Japonya’da 11 Mart 2011’de bir depremin ardından ortaya çıkan tsunamiden sonra Okuma kentinde Fukuşima NGS’de bir dizi kazayla birlikte nükleer erime oluştu. Burada oluşan felaket nedeniyle Çernobil’dekinin iki katından fazla radyasyon sızarak havaya, toprağa, suya ve besinlere karıştı. 100 bin ile 150 bin kişi yerlerini yurtlarını terk etmek zorunda kalırken yüz binlerce hayvan da hayatını kaybetti.

Akdeniz kıyısında, Türkiye’nin güneyinde Mersin ilinde Aydıncık ve Silifke arasında yer alan Akkuyu Nükleer Santrali, Kıbrıs adasında Girne veya Kyranios’a sadece 88 kilometre uzaklıkta yer alıyor. Kıbrıslılar, Akkuyu’da meydana gelecek bir nükleer kazanın en çok kendilerine zarar vereceğini gayet iyi biliyor. Bu nedenle uzun yıllardır nükleer karşıtı mücadele veren tüm güçlerin ulusal sınırları tanımadan bir araya gelmeleri gerekli. 

Kâra dayalı sistemi ortadan kaldırmak

Kapitalizmde üretimin toplumsal olmasına karşın bölüşümün bireysel olması üretimin direkt ihtiyaç için değil, bilakis artık kâr için yapılmasını doğurur. Üretimin esas olarak kâr için yapıldığı bir sistemde daha fazla kâr dürtüsü, gerek insanın gerekse de doğanın ihtiyaçlarının geri plana atılmasına götürür. Son zamanlarda nükleer enerjiyi yeniden destekleme dürtüsü, dünyayı, dolayısıyla insanları ve doğayı kurtarmak için kâr sisteminin ortadan kaldırılması gerektiğini kanıtlıyor. 

Bu ise üretim için gerekli olan üretim araçlarının bireysel mülkiyetinin kaldırılıp tüm insanların kolektif mülkiyetine geçirilmesi ile mümkün olabilir. Kârın ortadan kalktığı bir sistemde reklam, ambalaj, kısa süreli tüketim için kalitesiz imalat gibi gereksiz enerji tüketimine neden olan faktörler ortadan kalkacaktır.
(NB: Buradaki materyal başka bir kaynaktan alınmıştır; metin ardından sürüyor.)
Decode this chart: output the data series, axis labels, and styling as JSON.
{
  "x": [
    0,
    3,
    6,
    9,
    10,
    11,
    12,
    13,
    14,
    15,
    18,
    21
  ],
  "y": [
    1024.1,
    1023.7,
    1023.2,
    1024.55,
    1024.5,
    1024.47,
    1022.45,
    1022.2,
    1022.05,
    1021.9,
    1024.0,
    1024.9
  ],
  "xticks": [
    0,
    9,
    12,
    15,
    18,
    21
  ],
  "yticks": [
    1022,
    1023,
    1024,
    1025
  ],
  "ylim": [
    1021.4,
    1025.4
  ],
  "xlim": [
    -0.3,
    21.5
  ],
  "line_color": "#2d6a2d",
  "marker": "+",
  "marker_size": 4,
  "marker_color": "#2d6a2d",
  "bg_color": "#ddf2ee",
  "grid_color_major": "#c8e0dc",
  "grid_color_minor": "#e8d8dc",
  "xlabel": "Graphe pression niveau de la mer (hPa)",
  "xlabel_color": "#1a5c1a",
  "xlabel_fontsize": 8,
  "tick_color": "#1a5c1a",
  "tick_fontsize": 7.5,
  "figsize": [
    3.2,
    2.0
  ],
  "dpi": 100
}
Bir yandan mevcut tüm NGS’lerin kapatılması için mücadele ederken, bugün derinleşen enerji krizinin başlıca nedeni aşırı meta üretimine dayalı kapitalizmdir.  Doğanın, dolayısıyla da yaşamın kurtarılması konusunda köklü bir çözüm sağlamak için; NGS’lere ve doğa katliamlarına karşı verilen mücadele ile üretimde kârın değil de doğayla uyum içerisinde olacak biçimde insan ihtiyaçlarının merkeze konulduğu, demokratik bir ekonomik planlanmanın küresel çapta hayata geçirilebileceği sosyalist bir dünya için verilen sınıf mücadelesinin birleştirilmesi gerekiyor.